Hark! the state of nature had raised a hand against the nature of state. Silence was deafening, even the ventilation system lost its hum momentarily. Rousseau had challenged Hobbes and something was going to go down, and soon. And came immediate and on cue...

“Might I remind this Committee that no questions against the mandate can ever be entertained? But given this statement, and the way you posed it, I suggest we take a vote whether you should remain a member of this Committee in the future?” If anyone could see his eyes, the pupils had constricted as if the entire bottle of Pilocarpine had been fed them and the lids constricted to slits in real anger that not enough light could reach in. But no one could see any of this in real time. The head of state had spoken.
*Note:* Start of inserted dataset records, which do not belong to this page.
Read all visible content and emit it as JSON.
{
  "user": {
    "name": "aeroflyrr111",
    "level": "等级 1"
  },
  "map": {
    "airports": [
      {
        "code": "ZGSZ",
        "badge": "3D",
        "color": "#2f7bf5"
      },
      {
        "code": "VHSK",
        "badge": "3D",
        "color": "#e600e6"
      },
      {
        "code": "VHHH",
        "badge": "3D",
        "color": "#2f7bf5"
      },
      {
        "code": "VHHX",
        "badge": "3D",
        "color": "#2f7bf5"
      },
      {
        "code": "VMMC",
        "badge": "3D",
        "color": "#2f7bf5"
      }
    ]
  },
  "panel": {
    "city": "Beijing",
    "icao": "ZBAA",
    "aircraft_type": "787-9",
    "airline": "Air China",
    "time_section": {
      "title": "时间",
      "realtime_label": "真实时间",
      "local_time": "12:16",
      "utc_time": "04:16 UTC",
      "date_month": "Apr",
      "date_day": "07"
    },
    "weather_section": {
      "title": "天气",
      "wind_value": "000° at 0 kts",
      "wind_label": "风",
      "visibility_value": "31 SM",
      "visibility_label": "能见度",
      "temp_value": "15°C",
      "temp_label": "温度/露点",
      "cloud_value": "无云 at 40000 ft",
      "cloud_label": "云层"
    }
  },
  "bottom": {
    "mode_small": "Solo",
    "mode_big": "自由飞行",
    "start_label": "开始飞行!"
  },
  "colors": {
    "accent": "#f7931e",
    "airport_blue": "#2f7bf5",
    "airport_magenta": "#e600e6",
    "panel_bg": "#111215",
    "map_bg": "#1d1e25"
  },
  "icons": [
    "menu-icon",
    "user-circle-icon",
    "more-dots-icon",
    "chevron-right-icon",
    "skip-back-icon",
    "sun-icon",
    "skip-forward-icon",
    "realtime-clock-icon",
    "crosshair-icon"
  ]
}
There was an immediate unanimous vote to remove the offending member and the meeting was formally adjourned and declared a success. The statement was scrubbed by the “scrubbers” that recorded all conversations and declarations of the Committee members, absent any untoward comments by anyone during the meeting. The vacant post would be filled immediately and the 10 members would remain as 10 since the names of the Committee members were never made public in the first place. And the nature of state was never out of peace.

Years later a movie was made by the Anihc movie industry, then the largest in the world, called the “The Fall of the Backward Mandate.” It was a soaring success with millions of viewers lining up in virtual theaters across the world. The “Backward mandate” was used in Schools everywhere as a Business Model Review of how not to do things. Anihc had supplanted Acirema as the world’s greatest power a decade before. The Little Red Book became the bible for all “organized societies.”